Pronunciation /dəˈd(y)o͞os/ /dəˈd(j)us/

transitive verb

[with object]
  • 1Arrive at (a fact or a conclusion) by reasoning; draw as a logical conclusion.

    ‘little can be safely deduced from these figures’
    with clause ‘they deduced that the fish died because of water pollution’
    • ‘The Academics took the part of the questioner, who puts questions to his interlocutors and deduces conclusions that are unwelcome to them from their answers.’
    • ‘Hempel and Oppenheim made the important logical point that statements about a phenomenon cannot be deduced from general laws alone.’
    • ‘And with a great leap of logical brilliance, he deduced that he was looking at a ceiling.’
    • ‘Some dates and places from this period can again be deduced from descriptions of astronomical events recorded by al-Biruni.’
    • ‘From this it was deduced that Diophantus wrote around 250 AD and the dates we have given for him are based on this argument.’
    • ‘Less obvious truths are deduced from these self-evident beginnings by individually obvious steps.’
    • ‘Joseph Raphson's life can only be deduced from a number of pointers.’
    • ‘We have very little information about Bhaskara I's life except what can be deduced from his writings.’
    • ‘It can also be deduced from a copy of the second treatise of Serenus which has survived.’
    • ‘Examples include Charles Darwin deducing the fact of evolution and then formulating a powerful theory to explain it, thus laying the very foundation of our modern understanding of life.’
    • ‘He deduces this curious conclusion from their view that a site would have no economic value were it not for the community around it, assuming that this implies that the community is the sole producer.’
    • ‘It's not possible to deduce moral conclusions from first principles.’
    • ‘The conclusions he deduced from it depended entirely on his empirical assumptions.’
    • ‘As conscious beings we can deduce that the logical conclusion of this decline is our extinction.’
    • ‘The comet made no reappearance and again Lexell correctly deduced that Jupiter had changed the orbit so much that it was thrown far away from the Sun.’
    • ‘Scientists have deduced that the known physical universe has existed for approx 12 billion years since the Big Bang.’

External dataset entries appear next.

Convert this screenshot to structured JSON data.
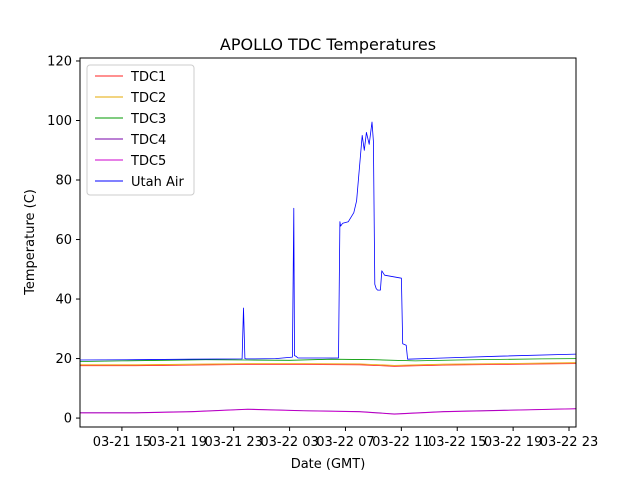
{
  "chart_data": {
    "type": "line",
    "title": "APOLLO TDC Temperatures",
    "xlabel": "Date (GMT)",
    "ylabel": "Temperature (C)",
    "x_unit": "hours since 03-21 12:00 GMT",
    "xlim": [
      0,
      35.5
    ],
    "ylim": [
      -3,
      121
    ],
    "x_ticks": [
      {
        "x": 3,
        "label": "03-21 15"
      },
      {
        "x": 7,
        "label": "03-21 19"
      },
      {
        "x": 11,
        "label": "03-21 23"
      },
      {
        "x": 15,
        "label": "03-22 03"
      },
      {
        "x": 19,
        "label": "03-22 07"
      },
      {
        "x": 23,
        "label": "03-22 11"
      },
      {
        "x": 27,
        "label": "03-22 15"
      },
      {
        "x": 31,
        "label": "03-22 19"
      },
      {
        "x": 35,
        "label": "03-22 23"
      }
    ],
    "y_ticks": [
      {
        "y": 0,
        "label": "0"
      },
      {
        "y": 20,
        "label": "20"
      },
      {
        "y": 40,
        "label": "40"
      },
      {
        "y": 60,
        "label": "60"
      },
      {
        "y": 80,
        "label": "80"
      },
      {
        "y": 100,
        "label": "100"
      },
      {
        "y": 120,
        "label": "120"
      }
    ],
    "legend_position": "top-left",
    "series": [
      {
        "name": "TDC1",
        "color": "#ff2222",
        "x": [
          0,
          4,
          8,
          12,
          16,
          20,
          22.5,
          26,
          30,
          35.5
        ],
        "y": [
          17.6,
          17.6,
          17.8,
          18.0,
          18.0,
          17.9,
          17.4,
          17.8,
          18.0,
          18.3
        ]
      },
      {
        "name": "TDC2",
        "color": "#e6a800",
        "x": [
          0,
          4,
          8,
          12,
          16,
          20,
          22.5,
          26,
          30,
          35.5
        ],
        "y": [
          17.9,
          17.9,
          18.1,
          18.3,
          18.3,
          18.2,
          17.7,
          18.1,
          18.3,
          18.6
        ]
      },
      {
        "name": "TDC3",
        "color": "#009900",
        "x": [
          0,
          3,
          6,
          9,
          12,
          15,
          18,
          21,
          24,
          27,
          30,
          33,
          35.5
        ],
        "y": [
          19.0,
          19.2,
          19.4,
          19.6,
          19.5,
          19.4,
          19.8,
          19.6,
          19.2,
          19.5,
          19.7,
          19.9,
          20.0
        ]
      },
      {
        "name": "TDC4",
        "color": "#7700aa",
        "x": [
          0,
          4,
          8,
          12,
          16,
          20,
          22.5,
          26,
          30,
          35.5
        ],
        "y": [
          1.8,
          1.8,
          2.2,
          3.0,
          2.5,
          2.2,
          1.4,
          2.2,
          2.6,
          3.2
        ]
      },
      {
        "name": "TDC5",
        "color": "#cc00cc",
        "x": [
          0,
          4,
          8,
          12,
          16,
          20,
          22.5,
          26,
          30,
          35.5
        ],
        "y": [
          1.7,
          1.7,
          2.1,
          2.9,
          2.4,
          2.1,
          1.3,
          2.1,
          2.5,
          3.1
        ]
      },
      {
        "name": "Utah Air",
        "color": "#0000ff",
        "x": [
          0,
          4,
          8,
          11.6,
          11.7,
          11.8,
          11.9,
          12.5,
          14,
          15.2,
          15.3,
          15.35,
          15.45,
          15.6,
          18.5,
          18.6,
          18.65,
          18.8,
          19.2,
          19.6,
          19.8,
          20.2,
          20.35,
          20.5,
          20.7,
          20.9,
          21.0,
          21.1,
          21.2,
          21.3,
          21.5,
          21.6,
          21.8,
          23.0,
          23.1,
          23.35,
          23.45,
          26,
          30,
          35.5
        ],
        "y": [
          19.5,
          19.6,
          19.8,
          19.9,
          37.0,
          20.0,
          19.9,
          19.9,
          20.0,
          20.5,
          70.5,
          21.0,
          20.8,
          20.2,
          20.2,
          66.0,
          64.5,
          65.5,
          66.0,
          69.0,
          73.0,
          95.0,
          90.0,
          96.0,
          92.0,
          99.5,
          93.0,
          45.0,
          43.5,
          43.0,
          43.0,
          49.5,
          48.0,
          47.0,
          25.0,
          24.5,
          19.8,
          20.2,
          20.8,
          21.5
        ]
      }
    ]
  }
}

    • ‘Much can be deduced from his art, but the facts surrounding his life remain obscure to an English-speaking audience.’

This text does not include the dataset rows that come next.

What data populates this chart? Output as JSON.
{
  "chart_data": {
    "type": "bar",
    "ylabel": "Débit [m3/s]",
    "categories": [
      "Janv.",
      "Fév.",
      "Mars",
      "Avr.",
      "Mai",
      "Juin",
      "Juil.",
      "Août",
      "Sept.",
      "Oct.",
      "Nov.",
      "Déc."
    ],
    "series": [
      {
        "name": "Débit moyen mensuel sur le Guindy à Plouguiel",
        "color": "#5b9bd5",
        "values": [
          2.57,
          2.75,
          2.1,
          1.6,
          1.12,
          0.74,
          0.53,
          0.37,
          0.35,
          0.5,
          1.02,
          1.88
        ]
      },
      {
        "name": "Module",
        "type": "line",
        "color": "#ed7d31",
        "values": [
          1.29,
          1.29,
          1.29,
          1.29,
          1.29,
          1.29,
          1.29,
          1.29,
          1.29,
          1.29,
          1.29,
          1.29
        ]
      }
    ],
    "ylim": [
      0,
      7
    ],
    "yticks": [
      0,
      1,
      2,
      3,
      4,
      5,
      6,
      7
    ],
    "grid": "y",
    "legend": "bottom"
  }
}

    • ‘Newton had deduced from his theory of gravitation that the Earth would be flattened at the poles.’
    • ‘Nothing further is to be deduced from this reference.’

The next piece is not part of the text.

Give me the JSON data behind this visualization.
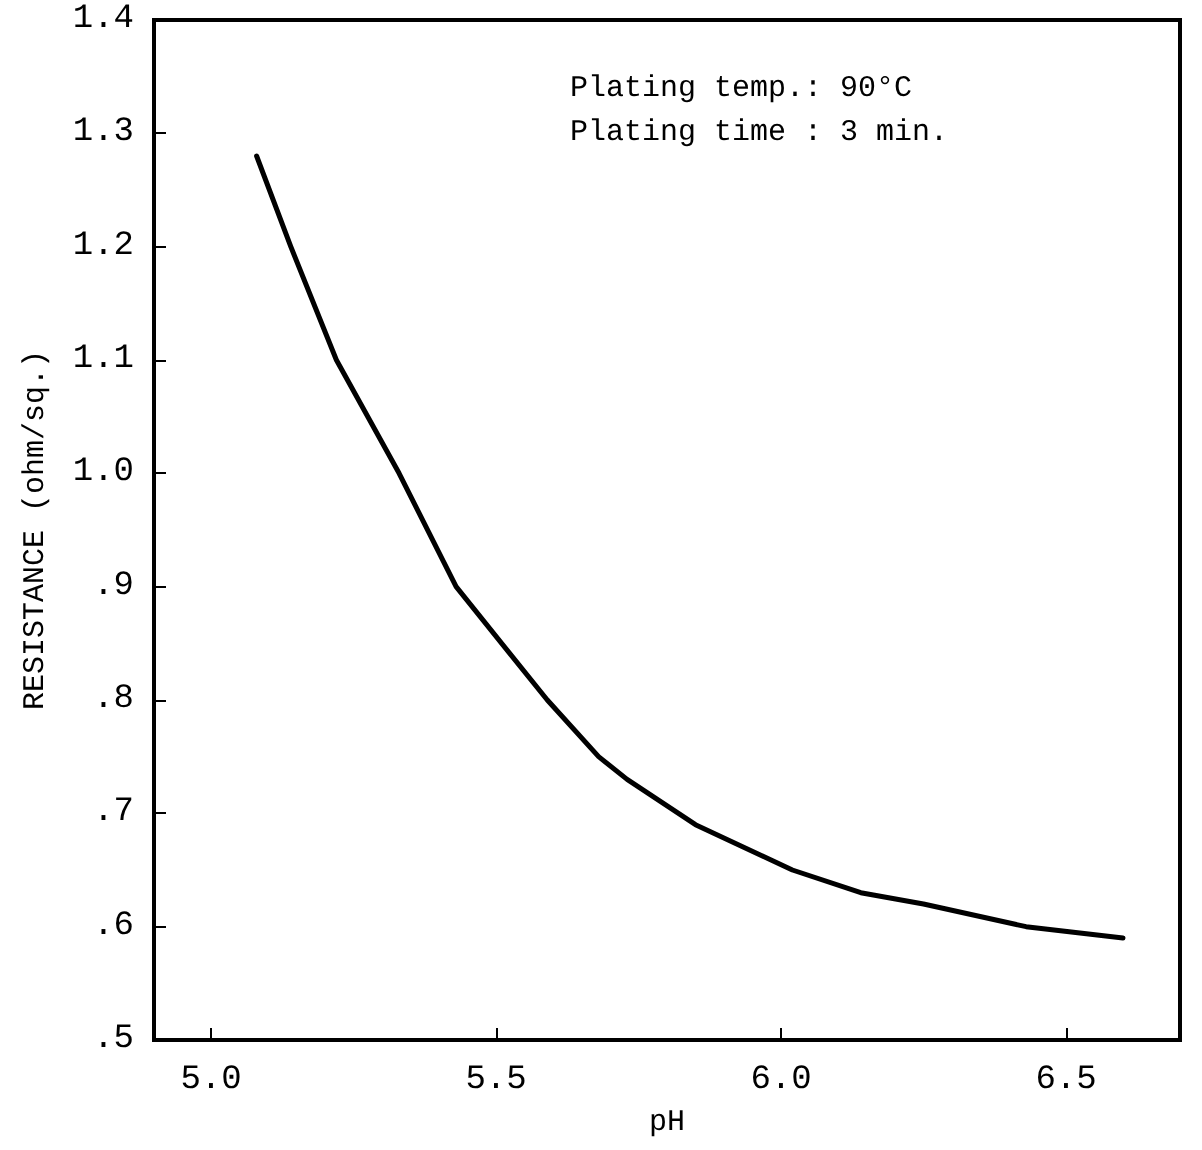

    • ‘Although the reason is unclear I think that, as my neighbour called for my post, it was deduced that I no longer required my box.’
    conclude, come to the conclusion, reason, work out, gather, infer, draw the inference
    View synonyms
    1. 1.1archaic Trace the course or derivation of.
      ‘he cannot deduce his descent wholly by heirs male’


Late Middle English (in the sense ‘lead or convey’): from Latin deducere, from de- ‘down’ + ducere ‘lead’.